Note: ATR asked via an FOI request and they closed it down via the Data Protection Act, this included the BDA, the AOHL, and the NHS), the DWP said no initially but then demand £600 a time for asking, even then said they didn't keep such definitive records.  

Charities are claiming they are exempt from responding to FOI's, which ATR challenged (given they were appealing for funding and quoting stats that nobody can prove, they were asking to get funds for an 'unproven' need area). The BDA went one more ridiculous mile and 'up-quoted' from 15K BSL deaf to 95,000+ in 2 years.  We asked where the epidemic was. We need to see valid facts and demand from proven areas, so we can challenge, we are all undone if/when we cannot prove it.  Charities appear to function on the basis tell a lie often enough it becomes an accepted truth of some kind, who can prove otherwise?

"Older people who consist of most with hearing loss are either ignored or don't presently need via hearing loss, only via health and age, so hearing loss then does not get listed as an issue that needs addressing by the largest sector with it.  Isolation and loneliness caused by loss get ignored as prime factors."

"The reality is when these 'older people' were younger support didn't exist so they got on with it best they could. Also, stigma was huge in their time so you kept quiet about it or got sent to some institution, even in the late 1950s and early 60s well within living memory."

"At late ages, the elderly cannot really be helped to obtain more effective means to communicate and learn, because habit and coping systems are too well established and cannot be changed or they have just given up. In essence, we are unable then to teach an old dog new tricks."

"The focused tuition is not really geared for them either, as e.g. LR classes cannot help them and sign classes are the domain of hearing people wanting to help deaf family or to work in the field of support not them."
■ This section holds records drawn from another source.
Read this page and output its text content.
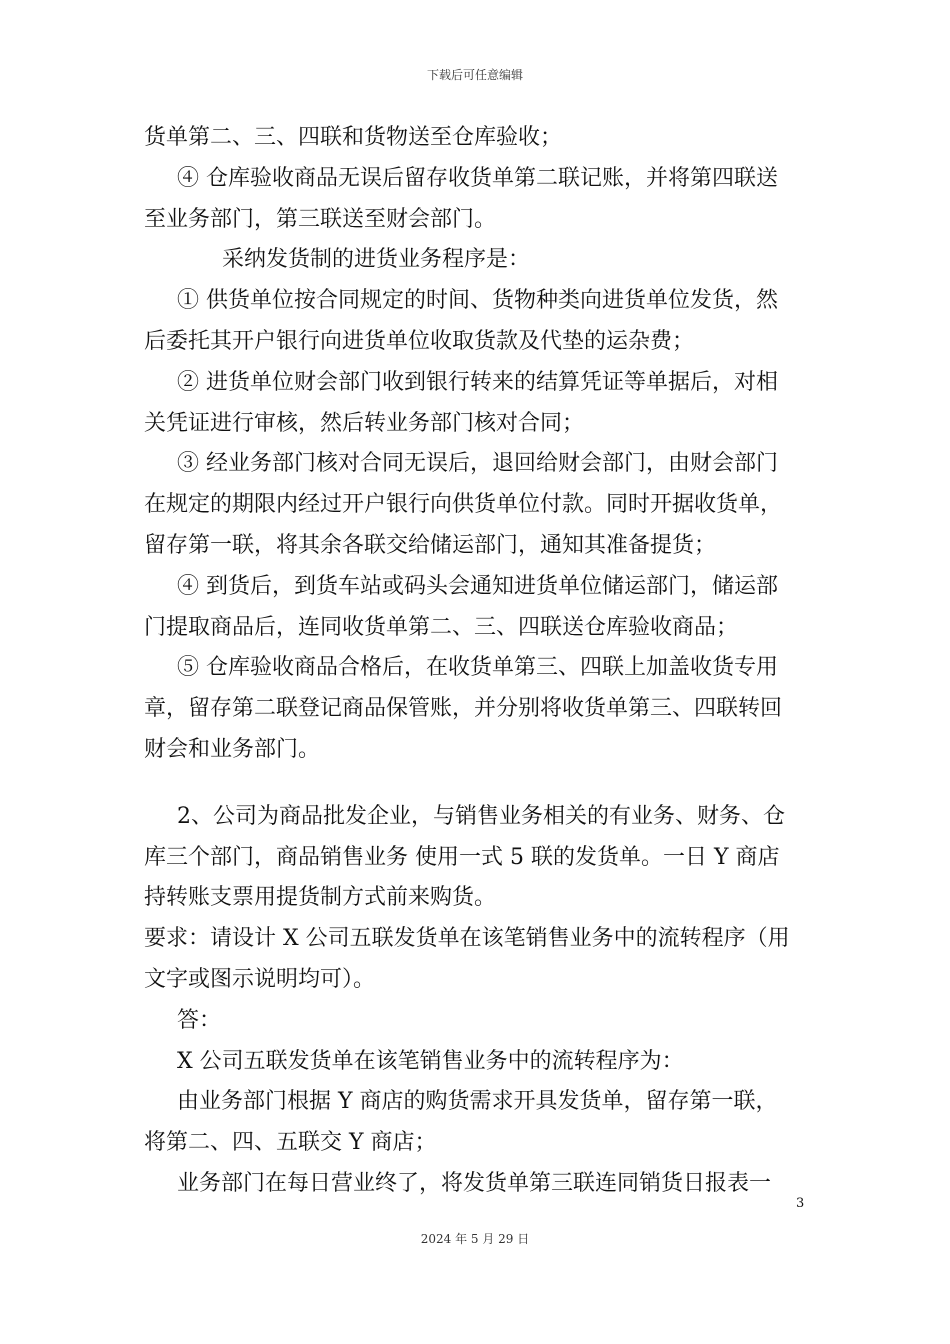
下载后可任意编辑
货单第二、三、四联和货物送至仓库验收；
④ 仓库验收商品无误后留存收货单第二联记账，并将第四联送
至业务部门，第三联送至财会部门。
采纳发货制的进货业务程序是：
① 供货单位按合同规定的时间、货物种类向进货单位发货，然
后委托其开户银行向进货单位收取货款及代垫的运杂费；
② 进货单位财会部门收到银行转来的结算凭证等单据后，对相
关凭证进行审核，然后转业务部门核对合同；
③ 经业务部门核对合同无误后，退回给财会部门，由财会部门
在规定的期限内经过开户银行向供货单位付款。同时开据收货单，
留存第一联，将其余各联交给储运部门，通知其准备提货；
④ 到货后，到货车站或码头会通知进货单位储运部门，储运部
门提取商品后，连同收货单第二、三、四联送仓库验收商品；
⑤ 仓库验收商品合格后，在收货单第三、四联上加盖收货专用
章，留存第二联登记商品保管账，并分别将收货单第三、四联转回
财会和业务部门。
2、公司为商品批发企业，与销售业务相关的有业务、财务、仓
库三个部门，商品销售业务 使用一式 5 联的发货单。一日 Y 商店
持转账支票用提货制方式前来购货。
要求：请设计 X 公司五联发货单在该笔销售业务中的流转程序（用
文字或图示说明均可）。
答：
X 公司五联发货单在该笔销售业务中的流转程序为：
由业务部门根据 Y 商店的购货需求开具发货单，留存第一联，
将第二、四、五联交 Y 商店；
业务部门在每日营业终了，将发货单第三联连同销货日报表一
3
2024 年 5 月 29 日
"True, I never see HoH at a signing class or old people at a lip-reading one either, age areas divide that way too, so the young are reluctant to attend a class with pensioners in it, and want stand-alone systems."

"To really support people with hearing loss, day one is the time to start, not when you are 60! and we still are seeing contention regarding approaches there and division from rights areas, I just see more and more struggling basically, while 'empowerment' continues to do the exact opposite and divide so loudest voice wins."

"HoH have switched to technology hence why they never seem to campaign about need at all now. With elderly unable and young taking alternative approaches what progress can be made for the HoH? I've not seen a HoH campaign in many years."

ATR Comment: One wonders if support charities really do have any handle on the issue of awareness? or, what is needed in the way of support?  Online is NOT the domain of elderly either where most very dubious and singular awareness is 'explained' and campaigns run,  so the very people who need that support are not going to get it or see it are they?  

Deaf and hearing loss awareness has never worked its a completely random approach with bias, and the communication help and support is much the same, again excluding those who will most need it.  It's not taken seriously at all if the chaotic and silly class and support systems in use now are anything to go by.